Spenden Sie!

Spenden Sie!

Wissen Sie, als Philosoph wird man immer mit dem Vorwurf konfrontiert, man sei nur da, um zu ,,labern". Das mag sicherlich manchmal stimmen. Viele Menschen, die philosophieren, neigen dazu, zu schwafeln, daherzureden und mit ihrer Belesenheit prahlen zu wollen. Aber ganz so einseitig ist es natürlich nicht. Jeder Mensch muss sich auch an die eigene Nase fassen. Wann haben Sie beispielsweise das letzte Mal Geld gespendet?

von Pascal Deniz Degen
Nach Angaben des Deutschen Spendenrats haben im Jahr 2024 ,,16,7 Millionen Menschen Geld gespendet". In meinen Augen erschreckend wenig, finden Sie nicht auch?

Hier setzt die Philosophie ein, oder genauer: der Philosoph Peter Singer. Singer schreibt nämlich in dem 1972 (!) erschienenen Artikel ,,Famine, Affluence, and Morality" (dt.: Hungersnot, Wohlstand und Moral), über die Pflicht zum Spenden. Überhaupt nicht theoretisch. Ganz praktisch. Man mag es kaum glauben, aber das schaffen wir Philosophen. Dennoch, Sie haben es eben selbst gelesen, nur 16,7 Millionen Menschen folgen dieser Pflicht.
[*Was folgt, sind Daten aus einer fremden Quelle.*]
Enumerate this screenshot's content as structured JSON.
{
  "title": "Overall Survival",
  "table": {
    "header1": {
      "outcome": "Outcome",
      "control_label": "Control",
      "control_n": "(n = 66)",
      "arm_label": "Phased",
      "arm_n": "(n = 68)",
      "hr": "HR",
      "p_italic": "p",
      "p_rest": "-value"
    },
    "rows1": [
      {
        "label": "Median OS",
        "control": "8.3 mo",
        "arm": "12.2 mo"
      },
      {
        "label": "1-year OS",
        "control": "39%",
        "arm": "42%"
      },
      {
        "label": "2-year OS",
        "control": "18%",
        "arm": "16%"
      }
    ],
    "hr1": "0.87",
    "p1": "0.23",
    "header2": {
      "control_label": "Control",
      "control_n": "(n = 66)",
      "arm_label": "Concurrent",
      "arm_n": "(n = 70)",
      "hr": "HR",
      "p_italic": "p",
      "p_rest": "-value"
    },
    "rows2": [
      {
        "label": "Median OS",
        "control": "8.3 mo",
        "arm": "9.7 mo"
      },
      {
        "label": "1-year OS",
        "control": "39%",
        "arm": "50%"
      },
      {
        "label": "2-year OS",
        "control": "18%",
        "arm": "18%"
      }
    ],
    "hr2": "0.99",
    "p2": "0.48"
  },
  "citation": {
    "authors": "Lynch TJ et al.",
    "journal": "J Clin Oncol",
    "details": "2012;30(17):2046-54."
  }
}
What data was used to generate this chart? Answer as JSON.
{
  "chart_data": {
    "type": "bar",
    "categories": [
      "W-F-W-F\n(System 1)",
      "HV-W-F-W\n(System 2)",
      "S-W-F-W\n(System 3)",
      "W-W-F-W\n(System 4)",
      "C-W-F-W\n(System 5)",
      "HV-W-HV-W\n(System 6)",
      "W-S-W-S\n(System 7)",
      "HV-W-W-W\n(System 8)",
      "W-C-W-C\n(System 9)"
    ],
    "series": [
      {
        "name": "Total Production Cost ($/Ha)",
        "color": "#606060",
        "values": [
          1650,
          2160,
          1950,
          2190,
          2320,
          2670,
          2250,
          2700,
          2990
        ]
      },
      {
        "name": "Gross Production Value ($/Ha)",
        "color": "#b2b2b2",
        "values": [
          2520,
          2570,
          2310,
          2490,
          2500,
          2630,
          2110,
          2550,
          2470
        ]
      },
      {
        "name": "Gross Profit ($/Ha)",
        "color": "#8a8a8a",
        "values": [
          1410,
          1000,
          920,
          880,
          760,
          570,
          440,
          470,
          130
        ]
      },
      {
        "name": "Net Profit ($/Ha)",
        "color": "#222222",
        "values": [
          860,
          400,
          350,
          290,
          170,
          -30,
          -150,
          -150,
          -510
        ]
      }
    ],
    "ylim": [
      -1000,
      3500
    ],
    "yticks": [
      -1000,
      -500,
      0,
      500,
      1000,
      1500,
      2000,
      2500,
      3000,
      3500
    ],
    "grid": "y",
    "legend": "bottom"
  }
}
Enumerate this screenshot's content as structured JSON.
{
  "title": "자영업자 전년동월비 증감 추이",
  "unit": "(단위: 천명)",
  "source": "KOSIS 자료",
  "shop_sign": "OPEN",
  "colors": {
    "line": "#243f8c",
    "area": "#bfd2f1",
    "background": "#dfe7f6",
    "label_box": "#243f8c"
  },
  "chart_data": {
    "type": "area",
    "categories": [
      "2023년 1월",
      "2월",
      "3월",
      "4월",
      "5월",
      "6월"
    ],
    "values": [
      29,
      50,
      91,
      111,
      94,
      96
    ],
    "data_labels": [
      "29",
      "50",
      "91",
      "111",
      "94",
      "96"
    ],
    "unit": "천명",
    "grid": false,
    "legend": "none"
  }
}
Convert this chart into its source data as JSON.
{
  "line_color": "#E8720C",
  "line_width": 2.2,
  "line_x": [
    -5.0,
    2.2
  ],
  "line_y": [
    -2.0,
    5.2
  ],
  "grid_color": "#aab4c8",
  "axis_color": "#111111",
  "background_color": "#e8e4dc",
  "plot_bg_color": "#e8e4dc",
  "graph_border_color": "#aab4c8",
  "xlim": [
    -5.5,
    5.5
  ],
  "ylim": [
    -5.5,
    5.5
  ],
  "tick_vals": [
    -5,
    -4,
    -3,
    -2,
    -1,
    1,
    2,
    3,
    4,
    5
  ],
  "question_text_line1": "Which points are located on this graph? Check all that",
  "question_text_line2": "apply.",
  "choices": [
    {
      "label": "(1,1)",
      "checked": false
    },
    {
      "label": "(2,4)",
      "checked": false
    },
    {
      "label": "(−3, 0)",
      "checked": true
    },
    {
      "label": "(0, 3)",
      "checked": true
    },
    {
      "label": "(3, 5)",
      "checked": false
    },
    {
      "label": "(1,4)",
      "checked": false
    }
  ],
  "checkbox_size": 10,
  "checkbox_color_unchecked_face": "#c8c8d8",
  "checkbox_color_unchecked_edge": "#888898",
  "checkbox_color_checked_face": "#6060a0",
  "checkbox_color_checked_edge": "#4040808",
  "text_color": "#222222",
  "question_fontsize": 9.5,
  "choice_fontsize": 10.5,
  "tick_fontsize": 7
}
An dieser Stelle sei gesagt, dass Singer natürlich nicht der einzige Philosoph ist, aber seine Argumentation ist ganz wunderbar und bringt die Sache auf den Punkt. Lassen Sie mich versuchen, sein Beispiel sinngemäß wiederzugeben:

Stellen Sie sich vor, Sie haben sich neue Kleidung gekauft. Vielleicht Schuhe, eine Hose, ein Pullover, es spielt keine Rolle. Sagen wir, besagtes Kleidungsstück war auch nicht gerade billig, Sie haben sich mal wieder etwas gegönnt, muss ja auch mal sein, nicht wahr? Nun gehen Sie, mit Ihrem neuen Kleidungsstück am Körper, spazieren. Ein schöner Tag, mit Ihren schönen Sachen. Als Sie jedoch an einem Teich vorbeikommen, sehen Sie etwas überhaupt nicht Schönes. Ein kleines Kind droht zu ertrinken, es schreit um Hilfe und kann sich nur noch schwer über Wasser halten. Sie sehen bereits, wie der Kopf langsam im Wasser verschwindet. Nun die entscheidende Frage: Was machen Sie?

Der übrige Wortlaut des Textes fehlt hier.